ESG e o Impacto nas Relações Contratuais e Competitividade
A adoção do hidrogênio verde está intrinsecamente ligada às pautas de Environmental, Social, and Governance (ESG). Com a crescente pressão por práticas mais sustentáveis, embarcadores e grandes indústrias começarão a exigir de seus parceiros logísticos o uso de frotas mais limpas. Transportadoras que investirem em veículos FCEV podem ganhar uma vantagem competitiva significativa, atendendo a critérios de sustentabilidade que se traduzirão em novas cláusulas contratuais e requisitos de due diligence.

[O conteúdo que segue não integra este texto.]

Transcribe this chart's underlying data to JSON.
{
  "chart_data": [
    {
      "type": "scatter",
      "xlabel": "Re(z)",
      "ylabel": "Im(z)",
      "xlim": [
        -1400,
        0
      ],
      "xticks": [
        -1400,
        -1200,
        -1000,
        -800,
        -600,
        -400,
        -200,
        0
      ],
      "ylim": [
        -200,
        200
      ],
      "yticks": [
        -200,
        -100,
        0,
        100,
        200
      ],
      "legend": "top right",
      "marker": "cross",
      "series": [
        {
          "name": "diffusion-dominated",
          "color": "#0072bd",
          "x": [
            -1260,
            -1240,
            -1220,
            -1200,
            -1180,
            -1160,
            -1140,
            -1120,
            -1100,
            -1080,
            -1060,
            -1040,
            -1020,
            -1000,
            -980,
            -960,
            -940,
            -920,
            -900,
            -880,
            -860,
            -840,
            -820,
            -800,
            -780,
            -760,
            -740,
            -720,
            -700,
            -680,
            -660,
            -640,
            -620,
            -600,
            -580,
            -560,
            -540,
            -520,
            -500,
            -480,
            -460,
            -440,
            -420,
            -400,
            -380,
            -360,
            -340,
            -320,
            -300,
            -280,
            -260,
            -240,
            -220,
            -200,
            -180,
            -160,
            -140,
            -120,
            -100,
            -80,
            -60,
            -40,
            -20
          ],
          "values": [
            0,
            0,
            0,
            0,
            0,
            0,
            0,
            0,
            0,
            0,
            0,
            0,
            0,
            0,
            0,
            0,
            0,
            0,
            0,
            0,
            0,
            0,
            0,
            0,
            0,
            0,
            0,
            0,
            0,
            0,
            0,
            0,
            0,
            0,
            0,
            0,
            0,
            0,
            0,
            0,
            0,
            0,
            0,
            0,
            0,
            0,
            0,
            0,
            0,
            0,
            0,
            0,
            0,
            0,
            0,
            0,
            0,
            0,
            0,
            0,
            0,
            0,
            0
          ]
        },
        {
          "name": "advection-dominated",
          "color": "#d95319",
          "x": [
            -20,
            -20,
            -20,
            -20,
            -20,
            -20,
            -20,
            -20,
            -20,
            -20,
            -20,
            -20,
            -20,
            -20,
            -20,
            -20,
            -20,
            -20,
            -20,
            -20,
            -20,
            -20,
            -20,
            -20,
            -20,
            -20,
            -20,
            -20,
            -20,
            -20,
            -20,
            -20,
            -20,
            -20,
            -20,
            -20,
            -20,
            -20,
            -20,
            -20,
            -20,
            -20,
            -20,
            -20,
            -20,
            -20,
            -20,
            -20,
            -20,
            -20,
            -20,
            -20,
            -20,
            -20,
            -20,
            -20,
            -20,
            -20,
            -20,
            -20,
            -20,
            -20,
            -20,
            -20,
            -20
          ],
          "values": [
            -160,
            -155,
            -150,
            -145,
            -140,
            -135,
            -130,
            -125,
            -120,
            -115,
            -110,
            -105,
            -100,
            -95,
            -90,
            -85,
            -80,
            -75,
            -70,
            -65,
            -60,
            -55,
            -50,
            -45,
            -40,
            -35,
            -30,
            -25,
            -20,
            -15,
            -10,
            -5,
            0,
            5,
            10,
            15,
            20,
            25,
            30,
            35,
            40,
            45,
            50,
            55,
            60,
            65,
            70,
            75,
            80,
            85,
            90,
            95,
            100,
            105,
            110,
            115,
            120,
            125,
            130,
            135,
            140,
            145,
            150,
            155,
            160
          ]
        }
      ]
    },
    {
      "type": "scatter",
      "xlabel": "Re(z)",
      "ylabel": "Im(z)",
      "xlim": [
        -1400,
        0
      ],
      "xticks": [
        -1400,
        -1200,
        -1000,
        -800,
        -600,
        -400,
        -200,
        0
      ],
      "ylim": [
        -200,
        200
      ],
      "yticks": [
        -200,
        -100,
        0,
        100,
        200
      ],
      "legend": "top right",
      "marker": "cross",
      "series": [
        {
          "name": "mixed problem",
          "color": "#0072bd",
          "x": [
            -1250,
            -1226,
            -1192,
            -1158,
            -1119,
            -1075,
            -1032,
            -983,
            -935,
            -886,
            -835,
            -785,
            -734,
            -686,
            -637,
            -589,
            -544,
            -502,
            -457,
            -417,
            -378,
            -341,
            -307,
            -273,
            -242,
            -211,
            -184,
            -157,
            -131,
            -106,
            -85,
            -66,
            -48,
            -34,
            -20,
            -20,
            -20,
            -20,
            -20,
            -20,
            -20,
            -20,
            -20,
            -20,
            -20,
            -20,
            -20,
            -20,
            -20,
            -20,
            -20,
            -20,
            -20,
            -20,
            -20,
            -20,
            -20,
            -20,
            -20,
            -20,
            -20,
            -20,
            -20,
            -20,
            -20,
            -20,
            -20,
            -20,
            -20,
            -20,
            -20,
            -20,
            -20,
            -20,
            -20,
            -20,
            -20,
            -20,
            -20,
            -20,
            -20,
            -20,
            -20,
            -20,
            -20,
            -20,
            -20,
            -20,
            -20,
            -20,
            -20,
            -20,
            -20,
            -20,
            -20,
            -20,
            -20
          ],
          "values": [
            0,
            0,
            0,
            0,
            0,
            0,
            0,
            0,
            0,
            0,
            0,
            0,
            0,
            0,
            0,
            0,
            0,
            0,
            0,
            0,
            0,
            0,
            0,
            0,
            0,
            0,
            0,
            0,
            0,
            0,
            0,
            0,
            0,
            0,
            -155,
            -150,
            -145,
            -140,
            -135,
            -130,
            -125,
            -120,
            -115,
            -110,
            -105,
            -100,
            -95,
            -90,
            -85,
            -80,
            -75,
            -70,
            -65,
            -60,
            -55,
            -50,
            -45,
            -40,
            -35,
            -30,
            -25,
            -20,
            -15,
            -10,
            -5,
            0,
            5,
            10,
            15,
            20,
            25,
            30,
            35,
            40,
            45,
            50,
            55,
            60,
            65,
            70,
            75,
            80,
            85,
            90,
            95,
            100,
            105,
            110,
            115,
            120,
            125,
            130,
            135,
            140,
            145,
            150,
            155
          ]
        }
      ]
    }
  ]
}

Contratos de transporte e logística firmados com embarcadores poderão incorporar exigências de comprovação de emissões zero, certificações ambientais ou o uso de frotas com tecnologias limpas. Aqueles que não se adaptarem poderão perder oportunidades de negócio e acesso a mercados mais exigentes. Além disso, a pauta ESG também influencia o acesso a linhas de crédito e investimentos, com bancos e fundos cada vez mais alinhados a projetos de baixo carbono. A capacidade de demonstrar compliance com as melhores práticas ambientais e regulatórias será um diferencial estratégico e jurídico para a sustentabilidade do negócio.
O que fazer agora
Diante da iminência de uma revolução no transporte de cargas, transportadoras e empresas de logística devem:
- Monitorar ativamente a agenda regulatória: Acompanhar as discussões e publicações de novos atos normativos por órgãos como ANTT, CONTRAN, INMETRO e agências ambientais relacionados a veículos FCEV e infraestrutura de hidrogênio.
- Avaliar riscos e revisar políticas internas: Identificar os riscos operacionais e jurídicos específicos do hidrogênio, adaptando manuais de segurança, treinamento de motoristas e procedimentos de emergência.
- Revisar e negociar contratos de seguro: Dialogar com as seguradoras para entender como as apólices existentes (RCTR-C, RCA) cobrirão os riscos de veículos a hidrogênio e buscar produtos adequados.
- Analisar impactos contratuais e ESG: Preparar-se para novas exigências de sustentabilidade em contratos com embarcadores, avaliando a viabilidade de incorporação de tecnologias mais limpas em sua frota a médio e longo prazo.
- Investir em conhecimento técnico e jurídico: Capacitar equipes para entender os aspectos técnicos e jurídicos da nova tecnologia, garantindo a conformidade e a mitigação de passivos futuros.
Conclusão
O primeiro transporte de carga com caminhão a hidrogênio da GWM no Brasil marca o início de uma nova era para o setor logístico. Embora a tecnologia ainda esteja em fase de avaliação e o arcabouço regulatório em construção, as implicações jurídicas são inegáveis e demandam atenção imediata. Transportadoras que se anteciparem aos desafios regulatórios, revisarem suas matrizes de risco, adequarem suas apólices de seguro e alinharem suas operações às crescentes demandas ESG estarão mais bem posicionadas para navegar essa transição e capitalizar as oportunidades de um futuro mais sustentável. Ignorar esses sinais pode resultar em passivos significativos e perda de competitividade. Buscar orientação jurídica especializada é crucial para desbravar com segurança esse novo caminho.